Ground reality of the Index:

  • Going beyond the data and methodology, the ease of doing business index meant nothing on the ground for India.
  • While India’s ranking jumped, the share of the manufacturing sector has stagnated around 16-17% of GDP, and 3.5 million jobs were lost between 2011-12 and 2017-18.
  • The annual GDP growth rate in manufacturing fell from 13.1% in 2015-16 to zero in 2019-20, as per the National Accounts Statistics.

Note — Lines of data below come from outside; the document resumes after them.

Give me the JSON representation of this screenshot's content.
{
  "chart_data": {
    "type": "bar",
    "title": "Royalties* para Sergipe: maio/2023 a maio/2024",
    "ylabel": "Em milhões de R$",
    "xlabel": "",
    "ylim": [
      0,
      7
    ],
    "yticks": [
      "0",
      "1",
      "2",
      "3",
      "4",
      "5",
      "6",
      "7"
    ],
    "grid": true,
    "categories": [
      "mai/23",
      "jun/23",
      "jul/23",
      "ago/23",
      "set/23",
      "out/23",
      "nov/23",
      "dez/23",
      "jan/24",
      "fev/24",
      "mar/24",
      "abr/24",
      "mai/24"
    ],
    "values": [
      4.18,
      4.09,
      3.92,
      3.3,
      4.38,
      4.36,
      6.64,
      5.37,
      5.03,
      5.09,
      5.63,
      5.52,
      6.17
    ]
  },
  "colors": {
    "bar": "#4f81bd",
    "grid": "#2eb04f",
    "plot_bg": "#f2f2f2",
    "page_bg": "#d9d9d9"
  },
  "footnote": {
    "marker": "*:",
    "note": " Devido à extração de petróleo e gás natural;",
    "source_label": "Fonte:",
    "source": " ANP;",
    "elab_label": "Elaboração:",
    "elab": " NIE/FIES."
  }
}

The case of countries around globe:

  • Chile’s global rank went down sharply, from 34th position in 2014 to 67th in 2017.
  • The World Bank was accused of manipulating the ease of doing business index methodology, which has pointed questions to the integrity of the Index.
  • Russia’s rank jumped from 120 in 2012 to 20, in six years taking Russia ahead of China, Brazil, and India.
  • China attracted one of the highest capital inflows but its rank was low, between 78 and 96 for years between 2006 to 2017.
  • Azerbaijan’s ranking changed from 80th to 34th, UAE from 22nd to 16th and Saudi Arabia has slipped from 49th position to 62nd in the last five years.
  • The decision to suspend the publication and conduct a systematic review of the reports of the last five years is undoubtedly welcome.

Flaws in the Index:

  • There are many shortcomings in the design and implementation of the index.
  • The Indicators used for the index are de jure (as per the statute) and not de facto (in reality).
  • There is no credible association between improvement in ranking and a rise in capital formation and output growth.
  • The data for computing the index in India are obtained from larger enterprises in two cities, Mumbai and Delhi, by lawyers, accountants and brokers — not from entrepreneurs.
  • The World Bank conducts a global enterprise survey collecting information from companies.
  • However, there is no correlation between the rankings obtained and the enterprise surveys.
  • Further, such surveys, as to meet the ease of doing business targets were to the disadvantage of workers.

Conclusion:

  • Economic history shows rich variations in performance across countries and policy regimes, which are against the simplistic generalisations in the index.
  • There is no solid proof that minimally regulated markets for labour and capital produce superior outcomes in terms of output and employment.
  • The Analytical and empirical foundations of the index are weak and it is time the World Bank should rethink the methodology adopted in thereport
  • India must also do the ground reality check as to why the much-hyped rise in global ranking has failed miserably on the ground.